Each year in the second week of July, six bulls are released every day at 8 a.m. into the narrow streets of Pamplona, a city in Spain’s northern region of Navarre. Several hundred people set off after them, scrambling chaotically for half a mile as crowds watch from balconies and street corners – and millions more on television. The bravest — or the stupidest — try to get out in front for the thrill of grabbing a bull by its horns. (Though this is explicitly forbidden and carries a heavy fine.) The track ends at the city’s bullring, where bullfighters face off with the animals and later slaughter them.
The festival has been condemned, by Spaniards and foreigners alike, for its cruelty to animals, its atmosphere of toxic masculinity, and seemingly pointless risk to the participants. Such criticisms were renewed after eight runners, including two Americans, were non-fatally gored by bulls during this year’s eight races ending July 14. One was wounded in the neck and “miraculously” avoided damage to major arteries.
But supporters say the running of the bulls is a centuries-old tradition and vital to regional culture. Here’s the history of Pamplona’s bull run – and a look at its contested future.
How did the bull run start?
Bull runs evolved from medieval farmers herding their animals through town to show them off at the bullring. It’s unclear exactly when revelers got involved, but the runs in Pamplona became a cultural touchstone some time after 1591, when townspeople moved the annual celebration of their patron saint, San Fermin, from the fall to summer—taking advantage of the weather and coinciding with a big trade fair.
Ernest Hemingway brought Pamplona’s bull runs to international audiences, celebrating their drama in his 1927 novel The Sun Also Rises.
Today, the week-long festival swells the town’s 200,000 population five-fold and powers its economy, with visitors spending an average of $110 per day.
What do critics of Pamplona’s running of the bulls say?
The festival is not universally loved. Animal rights groups have been a fixture for decades; this year, PETA and local activists lay outside the townhall, semi-naked on top of chalk outlines of fallen bulls to protest the “cruel spectacle”.
Women have also called out the uncomfortably macho atmosphere at the runs, and many have complained of sexual harassment. (Women were not allowed to compete at the runs until 1974). The gang rape of an 18 year-old at the 2016 festival, known as the “Wolf pack” case, became a national scandal and cast a shadow over recent festivals. Authorities say they have stepped up police presence and increased the number of surveillance cameras to monitor the crowd.
The runs are also undeniably dangerous. Sixteen people have died since 1910, most recently in 2009. 35 people ended up in hospital this year after being gored, trampled or falling.
Why do people take part in such a dangerous event?

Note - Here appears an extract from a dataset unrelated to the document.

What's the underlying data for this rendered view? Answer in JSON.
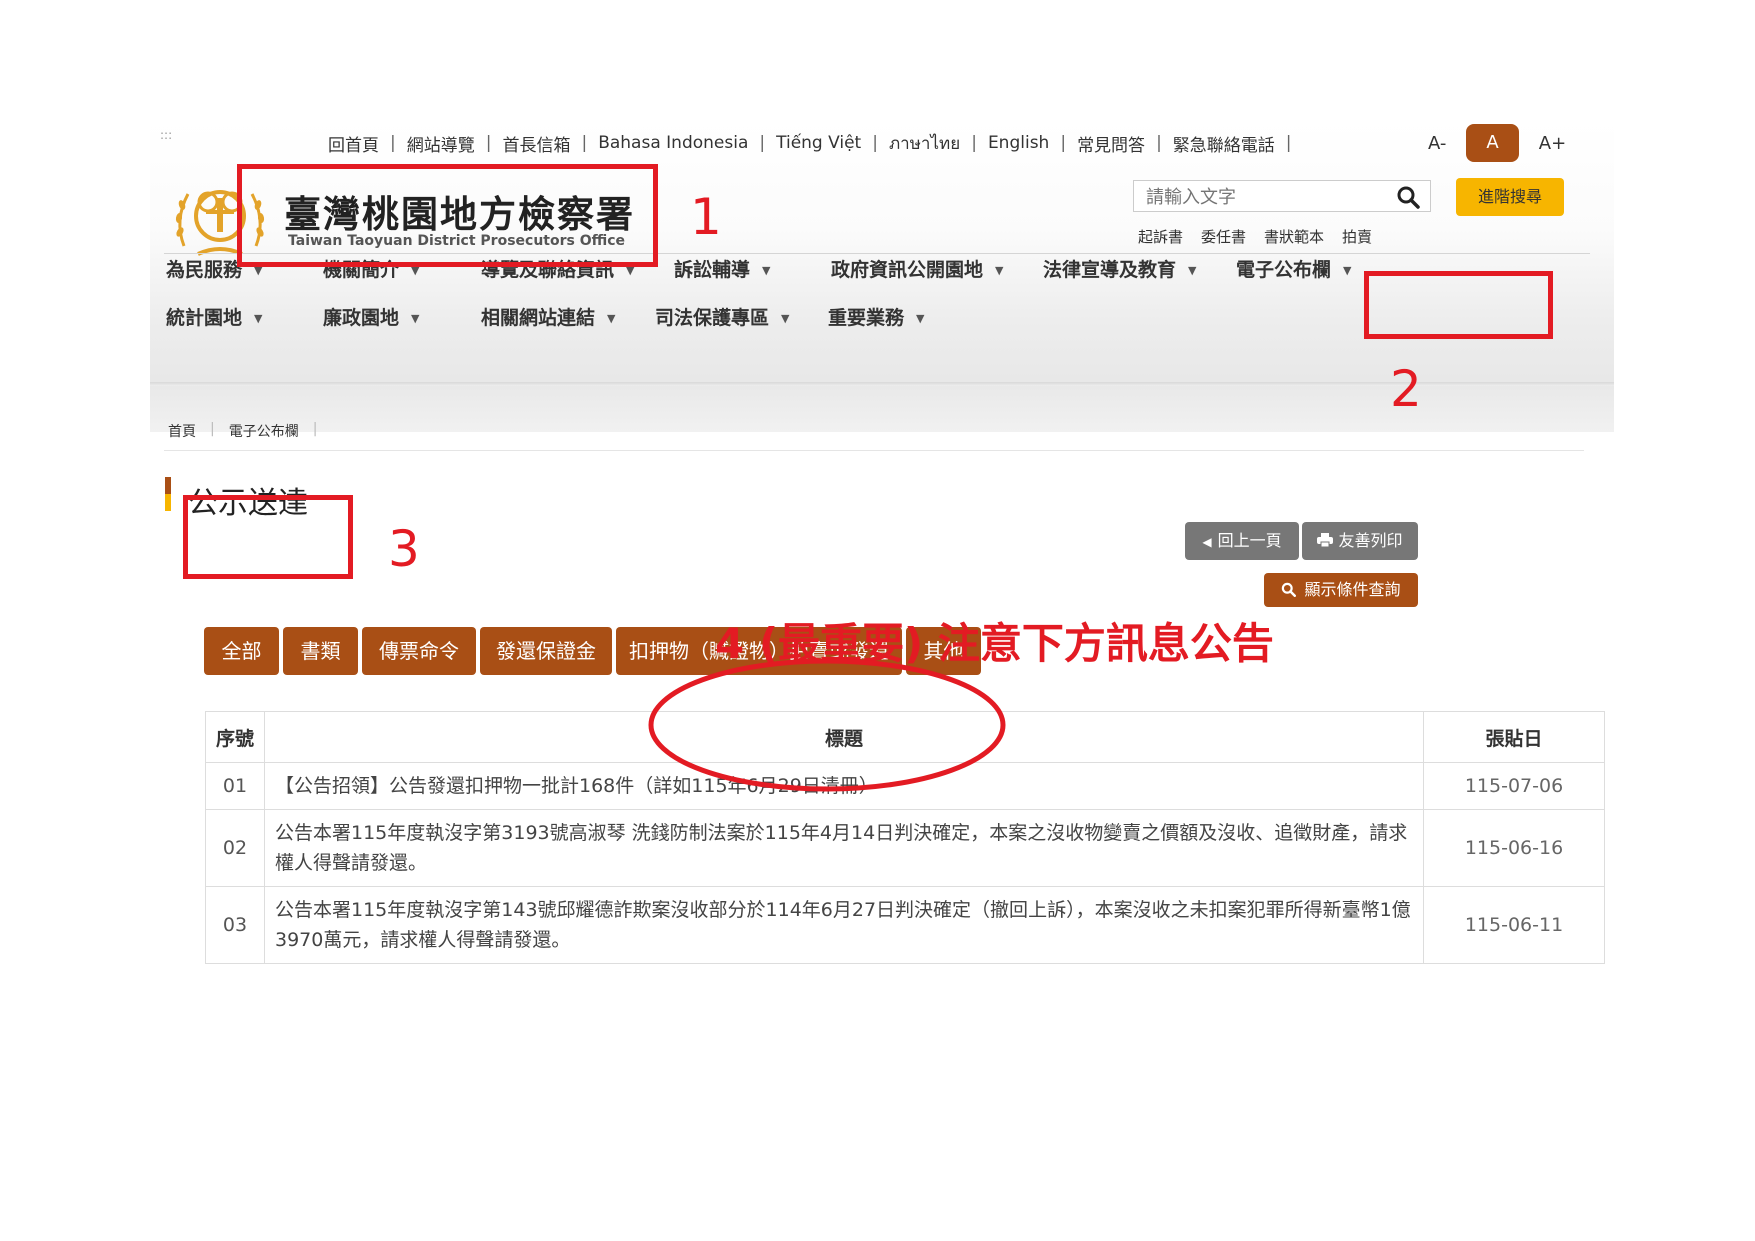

Runners say the danger is the point. On July 11 a group of runners sat down before running to protest authorities’ use of anti-slip chemicals and highly trained steers to shepherd the bulls. Such measures improve safety, but undermine the event’s “emotion,” one runner wrote in a social media post. “We have something unique here. Let’s defend it.”
Will the bull run keep happening?
The runs themselves seem safe for now. Pamplona’s mayor has said he “can’t imagine” the festival without bulls, and, though he is open to phasing out bullfights, these are protected under the Spanish Constitution as part of cultural heritage. Courts, including the Supreme Court, have overturned attempts to ban lethal ones in the regions of Catalonia and the Balearic Islands.
But the debates are unlikely to go anywhere. Hemingway recognized Pamplona’s pull as problematic back in 1925. “If a male looks at it for a moral standpoint there isn’t any excuses,” he wrote about bullfights in a letter to a friend. “But if a male takes it as it comes. Gawk what a hell of a wonderful show.”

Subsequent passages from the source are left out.